Les trois points de discussion du temps de mon passage ont été le printemps arabe, la question de l’identité et l’éventualité d’une écriture au féminin. Le printemps arabe dont je comprends à présent qu’il vaut mieux dire le Printemps des arabes a été abordé en profondeur et en vérité, dans la gravité et même dans l’inquiétude.

Le film du tunisien Mourad Ben Cheikh « Plus jamais peur » a rafraîchi la chronologie des événements en Tunisie en suivant le fil rouge de la peur de tout et de tous trop longtemps contenue durant le temps de la dictature et de sa dissipation au fur et à mesure que la confiance des relations revenait.

Le problème de l’identité, si typiquement français en ce moment, a été comme réanimé, comme réensemencé par le souffle éthique, imprégné d’humanité et totalement hors idéologie de Sanbar et l’œil brillant, parfois cinglant mais soucieux d’honnêteté de Plenel. Le modérateur Ali Benmakhlouf a d’emblée hissé le niveau de la discussion dans les hautes sphères de la réflexion.

Quant au thème de l’écriture au féminin auquel j’ai participé, j’ai regretté qu’il l’ait été si superficiellement ; il y a là un vrai débat qui a manqué de références et d’analyses ; on ne peut se contenter d’impressions non fondées.

L’autre stand ayant attiré mon attention est celui du pays invité, l’Arabie qui, comme pour le stand de Séville insistait sur la foi et le désert avec en supplément la fortification et le déploiement de la profusion des moyens. Et puis j’ai flâné et j’ai glané quelques imprévus heureux, la rencontre généreuse avec le peintre-écrivain Mahi Binebine qui donne ses dédicaces à travers des dessins, les retrouvailles avec Elias Sanbar connu cet été lors des Rencontres littéraires de l’Aubrac.

Sur le programme j’avais lu les noms d’autres personnes que j’aurais eu plaisir à connaître comme tata Milouda si la durée de mon séjour l’avait permis, mais le don d’ubiquité me fait défaut. Tout auteur ou artiste est en premier lieu accessible par ses œuvres et par les media, le Salon permet une rencontre charnelle qui est comme un supplément, une faveur, même quand on est intimidé devant celui ou celle qu’on a rêvé de connaître !

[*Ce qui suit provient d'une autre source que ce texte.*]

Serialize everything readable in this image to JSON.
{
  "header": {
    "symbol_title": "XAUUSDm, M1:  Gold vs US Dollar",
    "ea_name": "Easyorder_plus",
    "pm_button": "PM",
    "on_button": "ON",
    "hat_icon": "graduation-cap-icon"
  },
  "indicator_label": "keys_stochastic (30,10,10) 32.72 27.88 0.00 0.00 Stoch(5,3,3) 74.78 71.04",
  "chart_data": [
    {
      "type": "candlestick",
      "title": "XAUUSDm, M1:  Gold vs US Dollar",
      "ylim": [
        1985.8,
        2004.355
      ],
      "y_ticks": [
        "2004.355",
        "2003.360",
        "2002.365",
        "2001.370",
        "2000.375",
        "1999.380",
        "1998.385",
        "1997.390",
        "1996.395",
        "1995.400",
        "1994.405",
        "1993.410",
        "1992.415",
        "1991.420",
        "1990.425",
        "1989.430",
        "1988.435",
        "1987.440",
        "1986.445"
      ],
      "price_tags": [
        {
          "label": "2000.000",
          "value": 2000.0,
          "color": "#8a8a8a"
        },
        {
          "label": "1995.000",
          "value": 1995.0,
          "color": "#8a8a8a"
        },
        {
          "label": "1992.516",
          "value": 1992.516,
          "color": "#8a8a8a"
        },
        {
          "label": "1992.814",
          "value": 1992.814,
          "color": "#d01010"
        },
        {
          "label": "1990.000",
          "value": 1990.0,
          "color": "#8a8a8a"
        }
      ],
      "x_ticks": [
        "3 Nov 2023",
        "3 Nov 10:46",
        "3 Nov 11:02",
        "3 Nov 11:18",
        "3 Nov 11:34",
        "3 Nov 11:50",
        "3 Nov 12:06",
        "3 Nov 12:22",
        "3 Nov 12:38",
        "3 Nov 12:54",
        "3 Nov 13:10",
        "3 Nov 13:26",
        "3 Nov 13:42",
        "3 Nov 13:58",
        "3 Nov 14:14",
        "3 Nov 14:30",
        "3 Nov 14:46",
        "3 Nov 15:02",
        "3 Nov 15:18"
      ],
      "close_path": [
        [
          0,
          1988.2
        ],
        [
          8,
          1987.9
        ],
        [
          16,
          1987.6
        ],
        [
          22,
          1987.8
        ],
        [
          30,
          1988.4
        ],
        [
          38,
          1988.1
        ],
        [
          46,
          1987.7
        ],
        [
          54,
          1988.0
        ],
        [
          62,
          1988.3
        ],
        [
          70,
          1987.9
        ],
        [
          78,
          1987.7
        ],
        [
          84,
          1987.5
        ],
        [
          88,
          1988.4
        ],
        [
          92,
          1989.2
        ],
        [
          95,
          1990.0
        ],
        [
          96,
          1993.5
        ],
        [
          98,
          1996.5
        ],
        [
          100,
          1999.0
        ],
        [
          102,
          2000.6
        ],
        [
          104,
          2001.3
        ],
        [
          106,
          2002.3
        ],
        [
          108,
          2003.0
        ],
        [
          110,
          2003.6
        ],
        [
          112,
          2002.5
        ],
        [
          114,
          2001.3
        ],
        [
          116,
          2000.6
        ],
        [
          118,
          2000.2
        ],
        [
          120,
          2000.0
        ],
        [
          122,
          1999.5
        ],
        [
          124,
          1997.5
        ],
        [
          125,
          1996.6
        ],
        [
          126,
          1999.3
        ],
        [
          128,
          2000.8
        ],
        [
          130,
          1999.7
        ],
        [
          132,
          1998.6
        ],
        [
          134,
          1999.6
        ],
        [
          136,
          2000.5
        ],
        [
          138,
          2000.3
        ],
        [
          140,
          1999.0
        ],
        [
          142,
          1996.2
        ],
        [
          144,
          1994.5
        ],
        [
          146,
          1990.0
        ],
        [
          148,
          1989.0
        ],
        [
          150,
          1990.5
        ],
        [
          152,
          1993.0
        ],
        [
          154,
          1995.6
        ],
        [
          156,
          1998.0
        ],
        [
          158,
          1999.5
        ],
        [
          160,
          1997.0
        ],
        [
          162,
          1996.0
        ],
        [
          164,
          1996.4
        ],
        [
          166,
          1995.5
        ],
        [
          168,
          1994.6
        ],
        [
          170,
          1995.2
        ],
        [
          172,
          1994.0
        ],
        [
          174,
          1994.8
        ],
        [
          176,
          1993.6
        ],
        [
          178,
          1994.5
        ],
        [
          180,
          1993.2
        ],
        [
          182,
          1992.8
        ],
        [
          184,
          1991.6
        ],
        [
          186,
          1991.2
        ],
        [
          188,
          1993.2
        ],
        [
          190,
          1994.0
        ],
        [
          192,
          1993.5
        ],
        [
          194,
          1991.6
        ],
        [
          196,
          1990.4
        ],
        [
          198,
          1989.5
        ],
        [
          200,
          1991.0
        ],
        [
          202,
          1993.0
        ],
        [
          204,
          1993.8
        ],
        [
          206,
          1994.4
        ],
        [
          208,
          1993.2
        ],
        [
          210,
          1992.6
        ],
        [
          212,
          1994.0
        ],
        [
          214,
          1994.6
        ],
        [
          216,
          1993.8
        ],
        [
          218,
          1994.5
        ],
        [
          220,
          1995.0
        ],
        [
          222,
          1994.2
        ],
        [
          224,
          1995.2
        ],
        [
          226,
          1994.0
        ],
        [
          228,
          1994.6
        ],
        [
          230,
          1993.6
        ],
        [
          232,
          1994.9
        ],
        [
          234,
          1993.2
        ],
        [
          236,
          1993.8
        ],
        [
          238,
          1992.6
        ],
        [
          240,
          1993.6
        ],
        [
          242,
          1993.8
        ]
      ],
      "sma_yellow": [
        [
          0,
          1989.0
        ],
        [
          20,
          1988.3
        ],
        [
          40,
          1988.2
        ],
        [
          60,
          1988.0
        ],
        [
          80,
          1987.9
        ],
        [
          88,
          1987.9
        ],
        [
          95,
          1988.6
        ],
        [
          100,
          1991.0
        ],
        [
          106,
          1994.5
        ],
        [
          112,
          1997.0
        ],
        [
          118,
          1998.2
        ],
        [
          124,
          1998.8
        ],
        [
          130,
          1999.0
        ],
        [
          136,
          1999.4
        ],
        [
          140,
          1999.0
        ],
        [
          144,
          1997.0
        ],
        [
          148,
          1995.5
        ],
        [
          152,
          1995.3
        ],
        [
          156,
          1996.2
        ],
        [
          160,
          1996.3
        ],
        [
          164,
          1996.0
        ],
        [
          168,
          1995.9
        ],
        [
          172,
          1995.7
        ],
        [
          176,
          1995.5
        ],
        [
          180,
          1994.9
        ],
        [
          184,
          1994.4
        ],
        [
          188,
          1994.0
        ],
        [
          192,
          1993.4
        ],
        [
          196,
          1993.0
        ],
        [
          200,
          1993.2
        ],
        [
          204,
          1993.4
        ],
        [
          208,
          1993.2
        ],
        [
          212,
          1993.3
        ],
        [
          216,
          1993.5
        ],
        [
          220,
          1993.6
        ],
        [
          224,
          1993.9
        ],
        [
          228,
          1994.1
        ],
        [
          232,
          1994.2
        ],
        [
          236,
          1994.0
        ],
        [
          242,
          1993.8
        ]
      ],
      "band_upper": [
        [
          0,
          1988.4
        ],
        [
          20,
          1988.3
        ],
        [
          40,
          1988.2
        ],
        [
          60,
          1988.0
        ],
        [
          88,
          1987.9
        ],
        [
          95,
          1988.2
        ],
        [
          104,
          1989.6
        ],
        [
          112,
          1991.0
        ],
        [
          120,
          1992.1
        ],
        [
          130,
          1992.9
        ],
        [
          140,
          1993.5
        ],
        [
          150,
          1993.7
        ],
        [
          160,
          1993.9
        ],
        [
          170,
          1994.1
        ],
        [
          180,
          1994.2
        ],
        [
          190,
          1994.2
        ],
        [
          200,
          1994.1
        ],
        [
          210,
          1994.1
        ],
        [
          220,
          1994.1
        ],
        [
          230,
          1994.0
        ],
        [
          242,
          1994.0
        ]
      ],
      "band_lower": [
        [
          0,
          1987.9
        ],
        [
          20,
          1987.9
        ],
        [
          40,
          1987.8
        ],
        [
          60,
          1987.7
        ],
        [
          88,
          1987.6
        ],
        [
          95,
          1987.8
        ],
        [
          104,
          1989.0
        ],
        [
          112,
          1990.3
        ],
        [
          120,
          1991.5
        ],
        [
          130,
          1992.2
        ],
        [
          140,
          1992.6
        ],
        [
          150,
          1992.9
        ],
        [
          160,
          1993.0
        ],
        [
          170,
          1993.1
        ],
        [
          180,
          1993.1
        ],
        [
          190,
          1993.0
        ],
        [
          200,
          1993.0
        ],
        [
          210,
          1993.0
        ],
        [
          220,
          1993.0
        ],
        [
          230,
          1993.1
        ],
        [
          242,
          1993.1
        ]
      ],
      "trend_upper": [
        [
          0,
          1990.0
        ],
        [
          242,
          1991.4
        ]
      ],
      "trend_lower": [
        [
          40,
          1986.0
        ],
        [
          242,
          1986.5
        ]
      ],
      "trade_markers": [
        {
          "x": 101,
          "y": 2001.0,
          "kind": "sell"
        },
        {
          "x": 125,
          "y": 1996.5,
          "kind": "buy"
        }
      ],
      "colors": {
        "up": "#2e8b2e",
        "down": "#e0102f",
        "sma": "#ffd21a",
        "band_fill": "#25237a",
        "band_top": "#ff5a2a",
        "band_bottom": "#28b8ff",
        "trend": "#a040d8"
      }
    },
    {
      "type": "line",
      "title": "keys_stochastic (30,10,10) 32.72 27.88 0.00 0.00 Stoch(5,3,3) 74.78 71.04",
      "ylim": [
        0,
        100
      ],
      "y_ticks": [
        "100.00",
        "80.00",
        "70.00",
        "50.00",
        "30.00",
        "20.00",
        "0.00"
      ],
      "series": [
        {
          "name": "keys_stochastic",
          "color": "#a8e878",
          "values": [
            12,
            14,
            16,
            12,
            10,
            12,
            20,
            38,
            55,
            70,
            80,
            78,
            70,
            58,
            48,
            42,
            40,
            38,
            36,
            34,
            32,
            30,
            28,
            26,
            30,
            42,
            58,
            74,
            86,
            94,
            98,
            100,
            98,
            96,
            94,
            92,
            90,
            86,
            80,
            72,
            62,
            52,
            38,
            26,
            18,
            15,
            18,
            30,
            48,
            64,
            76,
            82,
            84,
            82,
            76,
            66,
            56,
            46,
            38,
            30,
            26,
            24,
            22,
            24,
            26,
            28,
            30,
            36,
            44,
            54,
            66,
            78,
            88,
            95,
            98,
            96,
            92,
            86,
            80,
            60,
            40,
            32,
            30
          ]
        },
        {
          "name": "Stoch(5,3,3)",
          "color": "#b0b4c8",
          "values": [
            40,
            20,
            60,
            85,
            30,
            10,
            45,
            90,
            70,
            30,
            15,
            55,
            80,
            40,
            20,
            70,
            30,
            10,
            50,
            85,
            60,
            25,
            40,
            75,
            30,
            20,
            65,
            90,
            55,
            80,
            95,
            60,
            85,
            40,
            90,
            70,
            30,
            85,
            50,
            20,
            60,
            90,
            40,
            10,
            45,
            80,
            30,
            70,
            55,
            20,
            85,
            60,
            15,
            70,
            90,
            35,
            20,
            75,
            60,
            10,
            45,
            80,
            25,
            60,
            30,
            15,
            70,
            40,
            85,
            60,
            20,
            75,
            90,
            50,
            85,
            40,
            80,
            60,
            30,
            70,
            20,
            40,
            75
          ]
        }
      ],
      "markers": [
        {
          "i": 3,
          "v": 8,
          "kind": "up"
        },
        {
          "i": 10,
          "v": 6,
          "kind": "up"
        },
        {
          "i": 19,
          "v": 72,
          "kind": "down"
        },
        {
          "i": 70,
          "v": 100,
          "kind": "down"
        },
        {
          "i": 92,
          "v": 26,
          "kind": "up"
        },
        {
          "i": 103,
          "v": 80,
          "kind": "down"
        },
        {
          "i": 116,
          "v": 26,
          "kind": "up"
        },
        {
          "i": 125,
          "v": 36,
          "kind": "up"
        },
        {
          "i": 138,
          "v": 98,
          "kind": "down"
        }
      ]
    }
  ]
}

La part d’ombre de mon expérience du Salon reste le regret de ne pas être plus arabophone (ma langue arabe étant restée celle de la maison, de la ferme, de l’affectif et de l’enfance). Possédant la langue, j’aurais pu mieux comprendre pourquoi un public casablancais moderne, autre que le public francophone, vient en famille voir et acheter des livres et se presse en foule. J’aurais pu découvrir les centres d’intérêt, les goûts chez les enfants, les femmes et les hommes. J’aurais pu mettre des mots sur ce public qui malgré la disparité des tenues vestimentaires, évolue au milieu des livres dans la tolérance et l’élégance des comportements. Une mise en œuvre de moyens de la part du Salon pour favoriser la traduction permettrait de diminuer cet obstacle des langues.

Craignant l’essentialisme, je conclurai en évoquant le légendaire accueil abrahamique des marocains ; je rajoute pour l’avoir expérimenté à travers des voyages qui en six mois m’ont menée de Beyrouth à Tunis et à Casablanca qu’en 2012, si on peut espérer qu’il y a encore un creuset intellectuel et artistique dans lequel l’homme se renouvelle et garde confiance en lui, l’humanisme est arabe. Qu’il le soit durablement !

La 18e édition du Salon International de l’Edition et du Livre (SIEL), à Casablanca, s'est déroulé du 9 au 19 février 2012.